Havia um país -mas não era o Brasil- onde os idosos e doentes crônicos eram considerados descartáveis. Em determinado momento de suas existências, eram levados para uma montanha e lá abandonados para morrer. Todos os velhos e doentes desse país -que não era o Brasil- sabiam de tal determinação e aguardavam, com temor, o dia em que teriam de subir a montanha para não mais retornar.

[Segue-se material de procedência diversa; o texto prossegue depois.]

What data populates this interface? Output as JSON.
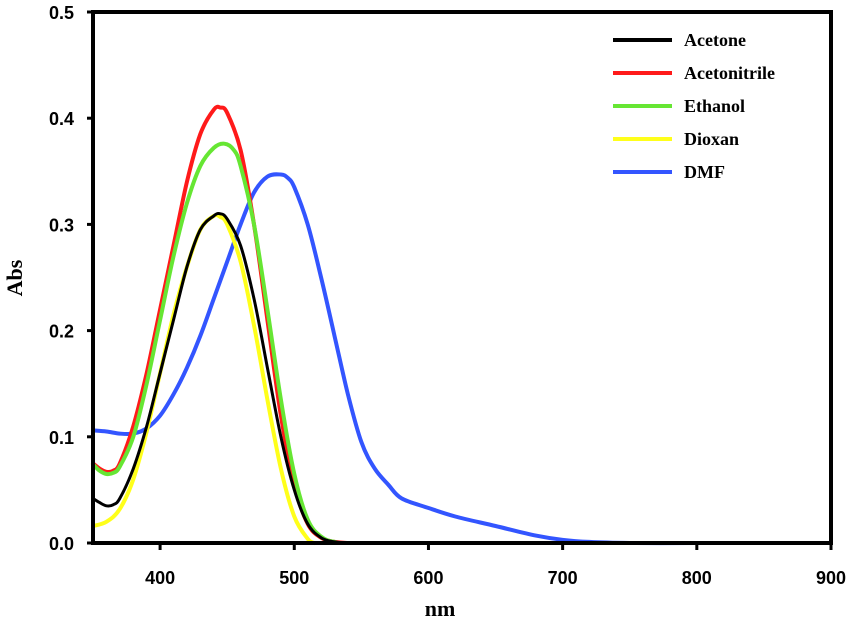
{
  "chart_data": {
    "type": "line",
    "xlabel": "nm",
    "ylabel": "Abs",
    "xlim": [
      350,
      900
    ],
    "ylim": [
      0,
      0.5
    ],
    "xticks": [
      "400",
      "500",
      "600",
      "700",
      "800",
      "900"
    ],
    "yticks": [
      "0.0",
      "0.1",
      "0.2",
      "0.3",
      "0.4",
      "0.5"
    ],
    "grid": false,
    "legend_position": "top-right",
    "series": [
      {
        "name": "Acetone",
        "color": "#000000",
        "x": [
          350,
          355,
          360,
          365,
          370,
          380,
          390,
          400,
          410,
          420,
          430,
          440,
          445,
          450,
          460,
          470,
          480,
          490,
          500,
          510,
          520,
          530,
          540
        ],
        "y": [
          0.042,
          0.038,
          0.035,
          0.036,
          0.042,
          0.07,
          0.11,
          0.16,
          0.21,
          0.26,
          0.295,
          0.308,
          0.31,
          0.305,
          0.28,
          0.23,
          0.165,
          0.1,
          0.05,
          0.018,
          0.005,
          0.001,
          0.0
        ]
      },
      {
        "name": "Acetonitrile",
        "color": "#ff1a1a",
        "x": [
          350,
          355,
          360,
          365,
          370,
          380,
          390,
          400,
          410,
          420,
          430,
          440,
          445,
          450,
          460,
          470,
          480,
          490,
          500,
          510,
          520,
          530,
          540
        ],
        "y": [
          0.075,
          0.07,
          0.067,
          0.068,
          0.075,
          0.11,
          0.16,
          0.22,
          0.28,
          0.34,
          0.385,
          0.408,
          0.41,
          0.405,
          0.37,
          0.3,
          0.21,
          0.12,
          0.055,
          0.018,
          0.005,
          0.001,
          0.0
        ]
      },
      {
        "name": "Ethanol",
        "color": "#66e633",
        "x": [
          350,
          355,
          360,
          365,
          370,
          380,
          390,
          400,
          410,
          420,
          430,
          440,
          448,
          455,
          460,
          470,
          480,
          490,
          500,
          510,
          520,
          530,
          545,
          680,
          800
        ],
        "y": [
          0.074,
          0.068,
          0.065,
          0.066,
          0.072,
          0.1,
          0.15,
          0.21,
          0.27,
          0.32,
          0.355,
          0.372,
          0.376,
          0.37,
          0.355,
          0.3,
          0.22,
          0.135,
          0.065,
          0.022,
          0.006,
          0.001,
          0.0,
          0.0,
          0.0
        ]
      },
      {
        "name": "Dioxan",
        "color": "#ffff1a",
        "x": [
          350,
          360,
          370,
          380,
          390,
          400,
          410,
          420,
          430,
          440,
          445,
          450,
          460,
          470,
          480,
          490,
          500,
          510,
          515
        ],
        "y": [
          0.016,
          0.02,
          0.032,
          0.06,
          0.105,
          0.16,
          0.215,
          0.26,
          0.295,
          0.308,
          0.307,
          0.3,
          0.265,
          0.205,
          0.135,
          0.07,
          0.025,
          0.004,
          0.0
        ]
      },
      {
        "name": " DMF",
        "color": "#3355ff",
        "x": [
          350,
          360,
          370,
          380,
          390,
          400,
          410,
          420,
          430,
          440,
          450,
          460,
          470,
          480,
          490,
          495,
          500,
          510,
          520,
          530,
          540,
          550,
          560,
          570,
          580,
          600,
          620,
          650,
          680,
          700,
          720,
          750,
          800
        ],
        "y": [
          0.106,
          0.105,
          0.103,
          0.103,
          0.108,
          0.12,
          0.14,
          0.165,
          0.195,
          0.23,
          0.265,
          0.3,
          0.33,
          0.345,
          0.347,
          0.344,
          0.335,
          0.3,
          0.25,
          0.195,
          0.14,
          0.095,
          0.07,
          0.055,
          0.042,
          0.033,
          0.025,
          0.016,
          0.007,
          0.003,
          0.001,
          0.0,
          0.0
        ]
      }
    ]
  }
}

Nem todos se resignavam a esse destino. Foi o que sucedeu com um ancião que não tendo família, estava sob os cuidados de um empregado, homem grande, sinistro. Um dia esse empregado decidiu que tinha chegado o momento de levar o velhinho para a montanha. Avisou, pois: prepara-te, que chegou a tua hora.
O homem começou a tremer: Já? Tão cedo, tinha chegado o instante fatal? Mas então uma idéia ocorreu-lhe e ele disse ao empregado:
- Olha, eu sou pobre, mas só em aparência. Na realidade, sou proprietário de um tesouro que está escondido num lugar secreto. Se me poupares, entrego-te tudo.
O empregado pensou um pouco. Na realidade, estava correndo um risco, pois violava uma lei daquele cruel país (que não era o Brasil). Mas aí também teve uma idéia:
- De acordo. Sabes para onde vou te levar? Para uma clínica num país longínquo. Não terás despesa, porque o governo lá paga tudo. E o pessoal aqui pensará que morreste na montanha.
No mesmo dia providenciou passagem. O velhinho, naturalmente, pensava em voltar e recuperar o seu tesouro. Mas o empregado tinha pensado nisso. Vocês vêem, a clínica para onde ele estava mandando o ancião ficava num país chamado Brasil.